In einigen Fällen entschied sich der G-BA für eine nicht-medikamentöse Vergleichstherapie. Die Experten weisen darauf hin, dass die Zulassungsverfahren für medikamentöse und nicht-medikamentöse Therapien völlig unterschiedlich sind, dementsprechend gibt es im nicht-medikamentösen Bereich häufig keine Standardisierung (z. B. bei Operationen und in der Physiotherapie wird das Ergebnis wesentlich von den individuellen Fähigkeiten des Therapeuten beeinflusst), was einen methodisch eindeutigen Nutzenbeweis unmöglich macht. Außerdem wird die Datenlage in den betrachteten nicht-medikamentösen Feldern als „chaotisch“ bezeichnet. Um einigermaßen verlässliche und robuste Aussagen treffen zu können, müsse die geforderte ZVT eine medikamentöse Therapie sein.

2.2 Problemfeld Subgruppen

2.2.1 Situation

Im Studienprotokoll einer klinischen Prüfung wird die Studienpopulation definiert und alle Auswertungen präspezifiziert. Die Patientenanzahlen der Studienpopulation sowie evtl. relevanter Untergruppen werden so bestimmt, dass sinnvolle Auswertungen möglich sind. Eine post-hoc Analyse von nicht präspezifizierten Gruppen ist daher aus methodischen Gründen kritisch zu beurteilen. Die Anforderungen von G-BA bzw. IQWiG haben dazu geführt, dass bei sieben Nutzenbewertungen mit direkten Vergleichen Studienpopulationen nachträglich verändert oder für die Nutzenbewertung in Subgruppen unterteilt und Nutzenbewertungen für diese veränderten Subpopulationen bzw. Subgruppen durchgeführt wurden (s. Tab. 1).

2.2.2 Inhalt der Gespräche zum Thema Subgruppen

Die post-hoc Betrachtung von Subgruppen, die bei der Planung der Studie nicht berücksichtigt wurden und für die dementsprechend auch keine Auswertung im Studienprotokoll vorgesehen war, wird von allen Interviewpartnern kritisch gesehen: Diese Vorgehensweise sei wissenschaftlich fragwürdig, entspräche eigentlich nicht der methodischen Haltung des IQWiG und würde auch von anderen Gremien bzw. Institutionen nicht akzeptiert. Im Falle der klinischen Prüfungen kommt hinzu, dass auch aus Gründen des Gebots der Patientensparsamkeit die notwendigen Fallzahlen für die geplanten Auswertungen im Vorfeld der Prüfung genau berechnet werden. Post-hoc Subgruppenanalysen führten damit automatisch zu inadäquaten Fallzahlen, so dass die Ergebnissicherheit sinkt und damit auch die Interpretation über Nutzen bzw. Nicht-Nutzen unsicher wird. Aus Sicht der Experten ist es wissenschaftlich zwingend erforderlich, Subgruppen und die zugehörige Auswertung bei der Studienplanung zu berücksichtigen und im Studienprotokoll festzulegen.

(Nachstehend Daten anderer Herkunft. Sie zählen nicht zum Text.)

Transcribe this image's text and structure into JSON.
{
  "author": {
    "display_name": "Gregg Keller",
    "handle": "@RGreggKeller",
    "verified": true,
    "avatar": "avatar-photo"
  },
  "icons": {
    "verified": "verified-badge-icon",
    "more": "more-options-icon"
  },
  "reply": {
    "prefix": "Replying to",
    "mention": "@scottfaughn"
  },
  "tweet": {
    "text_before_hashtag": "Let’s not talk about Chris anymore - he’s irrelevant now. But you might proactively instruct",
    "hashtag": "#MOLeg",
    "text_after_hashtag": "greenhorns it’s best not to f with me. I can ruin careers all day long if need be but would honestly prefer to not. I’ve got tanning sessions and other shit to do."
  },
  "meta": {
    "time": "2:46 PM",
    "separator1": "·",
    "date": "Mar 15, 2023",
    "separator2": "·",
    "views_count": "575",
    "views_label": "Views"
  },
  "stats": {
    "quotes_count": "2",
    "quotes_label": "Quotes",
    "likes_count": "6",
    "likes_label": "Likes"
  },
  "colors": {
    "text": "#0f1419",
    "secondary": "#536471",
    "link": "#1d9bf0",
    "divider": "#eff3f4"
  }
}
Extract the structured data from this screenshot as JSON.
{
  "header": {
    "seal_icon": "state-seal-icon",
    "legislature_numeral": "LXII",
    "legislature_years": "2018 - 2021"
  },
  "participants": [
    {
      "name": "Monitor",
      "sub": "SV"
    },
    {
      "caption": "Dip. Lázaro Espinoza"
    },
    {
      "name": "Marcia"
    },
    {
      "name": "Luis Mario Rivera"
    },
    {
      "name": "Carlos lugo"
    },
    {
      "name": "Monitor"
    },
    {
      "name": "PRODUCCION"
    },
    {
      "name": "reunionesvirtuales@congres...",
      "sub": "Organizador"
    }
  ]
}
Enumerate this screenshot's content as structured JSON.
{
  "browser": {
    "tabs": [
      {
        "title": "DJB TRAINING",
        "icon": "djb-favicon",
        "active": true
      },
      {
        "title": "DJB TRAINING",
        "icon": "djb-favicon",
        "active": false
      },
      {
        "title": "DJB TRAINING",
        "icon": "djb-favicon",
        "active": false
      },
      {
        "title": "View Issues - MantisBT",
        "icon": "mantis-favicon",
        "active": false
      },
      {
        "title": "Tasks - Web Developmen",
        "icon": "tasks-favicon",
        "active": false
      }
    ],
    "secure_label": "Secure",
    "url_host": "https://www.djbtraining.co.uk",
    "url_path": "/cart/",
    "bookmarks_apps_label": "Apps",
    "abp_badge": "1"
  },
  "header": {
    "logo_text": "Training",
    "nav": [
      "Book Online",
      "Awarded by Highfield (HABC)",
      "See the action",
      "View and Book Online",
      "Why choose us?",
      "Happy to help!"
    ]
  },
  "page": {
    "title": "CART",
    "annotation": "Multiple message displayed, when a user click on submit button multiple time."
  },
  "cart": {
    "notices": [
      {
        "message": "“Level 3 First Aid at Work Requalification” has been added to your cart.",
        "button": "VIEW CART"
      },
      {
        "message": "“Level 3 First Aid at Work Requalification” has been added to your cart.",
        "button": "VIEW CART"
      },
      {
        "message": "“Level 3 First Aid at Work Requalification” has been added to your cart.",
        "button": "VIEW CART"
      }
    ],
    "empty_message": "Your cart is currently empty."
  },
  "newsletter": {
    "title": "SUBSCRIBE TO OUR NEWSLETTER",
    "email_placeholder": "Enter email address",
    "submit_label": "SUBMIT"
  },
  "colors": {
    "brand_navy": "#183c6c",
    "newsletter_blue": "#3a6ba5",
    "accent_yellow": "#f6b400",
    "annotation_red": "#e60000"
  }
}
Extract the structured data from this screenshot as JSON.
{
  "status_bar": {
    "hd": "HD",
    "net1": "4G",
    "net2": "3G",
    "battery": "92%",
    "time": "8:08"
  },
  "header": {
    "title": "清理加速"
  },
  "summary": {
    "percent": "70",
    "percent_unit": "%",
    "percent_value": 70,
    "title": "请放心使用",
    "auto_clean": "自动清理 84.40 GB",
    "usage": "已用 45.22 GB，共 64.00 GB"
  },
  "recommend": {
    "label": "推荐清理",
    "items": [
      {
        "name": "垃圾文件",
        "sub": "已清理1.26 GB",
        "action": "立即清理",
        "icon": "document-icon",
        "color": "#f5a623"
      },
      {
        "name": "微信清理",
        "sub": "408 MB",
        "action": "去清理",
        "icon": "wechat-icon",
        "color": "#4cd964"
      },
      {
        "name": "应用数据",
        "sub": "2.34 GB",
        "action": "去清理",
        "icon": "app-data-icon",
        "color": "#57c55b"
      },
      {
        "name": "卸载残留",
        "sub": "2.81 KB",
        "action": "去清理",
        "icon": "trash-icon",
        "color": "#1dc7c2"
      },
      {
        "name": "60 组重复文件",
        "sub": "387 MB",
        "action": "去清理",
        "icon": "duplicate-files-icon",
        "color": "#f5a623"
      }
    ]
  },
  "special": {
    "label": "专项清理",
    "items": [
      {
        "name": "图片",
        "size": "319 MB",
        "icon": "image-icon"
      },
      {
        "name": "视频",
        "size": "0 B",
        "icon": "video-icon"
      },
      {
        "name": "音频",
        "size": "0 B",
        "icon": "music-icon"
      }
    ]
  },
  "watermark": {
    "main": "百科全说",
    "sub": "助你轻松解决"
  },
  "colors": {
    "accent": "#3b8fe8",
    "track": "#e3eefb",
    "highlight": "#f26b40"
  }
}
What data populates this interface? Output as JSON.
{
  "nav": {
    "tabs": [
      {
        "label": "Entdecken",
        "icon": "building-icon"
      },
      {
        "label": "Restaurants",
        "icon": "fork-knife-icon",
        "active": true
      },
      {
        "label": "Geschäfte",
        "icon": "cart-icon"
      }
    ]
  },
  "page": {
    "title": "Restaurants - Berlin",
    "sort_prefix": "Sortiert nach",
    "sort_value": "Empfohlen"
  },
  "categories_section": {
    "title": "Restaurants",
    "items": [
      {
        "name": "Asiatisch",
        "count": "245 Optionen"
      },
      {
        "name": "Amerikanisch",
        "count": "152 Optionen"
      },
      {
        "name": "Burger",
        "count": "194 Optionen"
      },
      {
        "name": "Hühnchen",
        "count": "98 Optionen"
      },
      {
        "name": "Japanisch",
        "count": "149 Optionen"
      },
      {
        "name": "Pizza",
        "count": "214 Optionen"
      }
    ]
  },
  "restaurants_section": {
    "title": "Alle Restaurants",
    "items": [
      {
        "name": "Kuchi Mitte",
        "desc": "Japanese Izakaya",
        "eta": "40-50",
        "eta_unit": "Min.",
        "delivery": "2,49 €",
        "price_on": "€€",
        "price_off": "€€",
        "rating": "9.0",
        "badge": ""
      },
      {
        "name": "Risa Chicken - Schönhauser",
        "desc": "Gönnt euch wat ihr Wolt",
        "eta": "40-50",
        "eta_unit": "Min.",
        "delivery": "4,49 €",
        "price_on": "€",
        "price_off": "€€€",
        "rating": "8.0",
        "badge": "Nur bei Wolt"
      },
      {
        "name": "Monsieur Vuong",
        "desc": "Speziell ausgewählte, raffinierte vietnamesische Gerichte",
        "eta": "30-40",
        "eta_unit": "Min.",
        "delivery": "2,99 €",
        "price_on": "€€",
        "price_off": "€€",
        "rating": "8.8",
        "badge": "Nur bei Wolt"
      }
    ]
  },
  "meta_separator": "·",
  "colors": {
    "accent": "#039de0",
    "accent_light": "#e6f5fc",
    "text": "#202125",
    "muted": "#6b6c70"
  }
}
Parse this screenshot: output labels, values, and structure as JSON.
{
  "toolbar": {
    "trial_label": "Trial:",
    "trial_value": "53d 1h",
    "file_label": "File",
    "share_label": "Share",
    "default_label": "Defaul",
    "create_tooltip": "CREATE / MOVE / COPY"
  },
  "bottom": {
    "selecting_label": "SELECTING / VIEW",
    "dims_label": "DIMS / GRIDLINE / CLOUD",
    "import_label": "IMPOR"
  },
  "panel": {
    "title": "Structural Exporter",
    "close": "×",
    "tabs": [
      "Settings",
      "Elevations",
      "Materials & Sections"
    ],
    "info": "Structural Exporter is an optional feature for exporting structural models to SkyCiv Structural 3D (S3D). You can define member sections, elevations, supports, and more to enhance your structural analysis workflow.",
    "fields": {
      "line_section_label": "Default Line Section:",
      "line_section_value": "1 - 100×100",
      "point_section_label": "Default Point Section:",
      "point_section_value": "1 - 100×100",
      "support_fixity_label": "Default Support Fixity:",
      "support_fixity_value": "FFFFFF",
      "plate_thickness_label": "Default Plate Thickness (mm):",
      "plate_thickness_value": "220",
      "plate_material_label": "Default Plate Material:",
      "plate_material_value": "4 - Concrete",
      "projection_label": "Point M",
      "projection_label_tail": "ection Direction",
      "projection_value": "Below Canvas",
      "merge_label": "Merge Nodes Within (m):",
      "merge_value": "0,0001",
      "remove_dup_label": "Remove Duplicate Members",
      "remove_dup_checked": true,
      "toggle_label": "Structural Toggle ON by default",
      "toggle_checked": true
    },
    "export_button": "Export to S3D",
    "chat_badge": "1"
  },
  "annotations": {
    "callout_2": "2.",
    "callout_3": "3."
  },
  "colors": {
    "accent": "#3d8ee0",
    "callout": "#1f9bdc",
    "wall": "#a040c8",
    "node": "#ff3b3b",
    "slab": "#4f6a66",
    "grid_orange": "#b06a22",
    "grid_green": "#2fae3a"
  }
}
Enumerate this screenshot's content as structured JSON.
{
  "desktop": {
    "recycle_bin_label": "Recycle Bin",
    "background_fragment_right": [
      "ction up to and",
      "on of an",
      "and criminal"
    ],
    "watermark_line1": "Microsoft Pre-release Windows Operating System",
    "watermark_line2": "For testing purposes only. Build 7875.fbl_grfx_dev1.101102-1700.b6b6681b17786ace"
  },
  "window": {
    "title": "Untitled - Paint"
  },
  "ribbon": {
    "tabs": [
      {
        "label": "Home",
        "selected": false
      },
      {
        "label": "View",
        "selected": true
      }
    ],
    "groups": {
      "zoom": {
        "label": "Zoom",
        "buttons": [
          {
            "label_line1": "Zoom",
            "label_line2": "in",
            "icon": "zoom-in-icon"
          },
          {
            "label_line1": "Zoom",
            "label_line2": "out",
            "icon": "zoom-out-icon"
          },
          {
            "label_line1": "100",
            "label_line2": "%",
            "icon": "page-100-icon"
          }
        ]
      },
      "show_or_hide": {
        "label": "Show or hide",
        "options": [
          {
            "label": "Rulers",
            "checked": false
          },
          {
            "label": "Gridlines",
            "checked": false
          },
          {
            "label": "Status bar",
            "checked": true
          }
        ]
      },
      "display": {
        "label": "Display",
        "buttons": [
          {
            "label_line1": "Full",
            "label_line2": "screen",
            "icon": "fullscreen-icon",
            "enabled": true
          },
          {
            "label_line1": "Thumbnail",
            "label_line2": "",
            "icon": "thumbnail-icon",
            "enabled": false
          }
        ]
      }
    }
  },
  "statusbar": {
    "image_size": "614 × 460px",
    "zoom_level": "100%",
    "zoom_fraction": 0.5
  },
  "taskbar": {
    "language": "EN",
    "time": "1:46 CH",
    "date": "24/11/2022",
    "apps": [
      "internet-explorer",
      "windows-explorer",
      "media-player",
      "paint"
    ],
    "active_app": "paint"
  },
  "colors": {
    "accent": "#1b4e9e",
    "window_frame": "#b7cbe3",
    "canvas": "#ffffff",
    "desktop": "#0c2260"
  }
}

Die Vorgehensweise des G-BA und IQWiG zur Subgruppenbildung stellt sich wie folgt dar:

  • Die Definition der Studienpopulation wurde genau hinterfragt. Soweit Ungenauigkeiten oder Interpretationsspielräume bei der Definition der Studienpopulationen festgestellt werden konnten, wurde die Studienpopulation für die Analyse durch das IQWiG entsprechend bereinigt, was zur Kürzung der Fallzahlen und damit zur Verminderung der Ergebnissicherheit führte. Dieses Vorgehen war teilweise nachvollziehbar, stand allerdings im Dissens zur Zulassungsbehörde, die hier keinen Mangel in der klinischen Prüfung sah. In der Zukunft sollte dies zu mehr Präzision bei der Definition der Studienpopulation führen.

  • Es wurden Subgruppen aufgrund von Klassifikationen, z. B. Schweregraden, gebildet. Für jede Subgruppe wurden gegebenenfalls unterschiedliche Vergleichstherapien bestimmt. Es ist fraglich, ob bei starker Fragmentierung klinische Prüfungen in den Subgruppen noch realisierbar sind.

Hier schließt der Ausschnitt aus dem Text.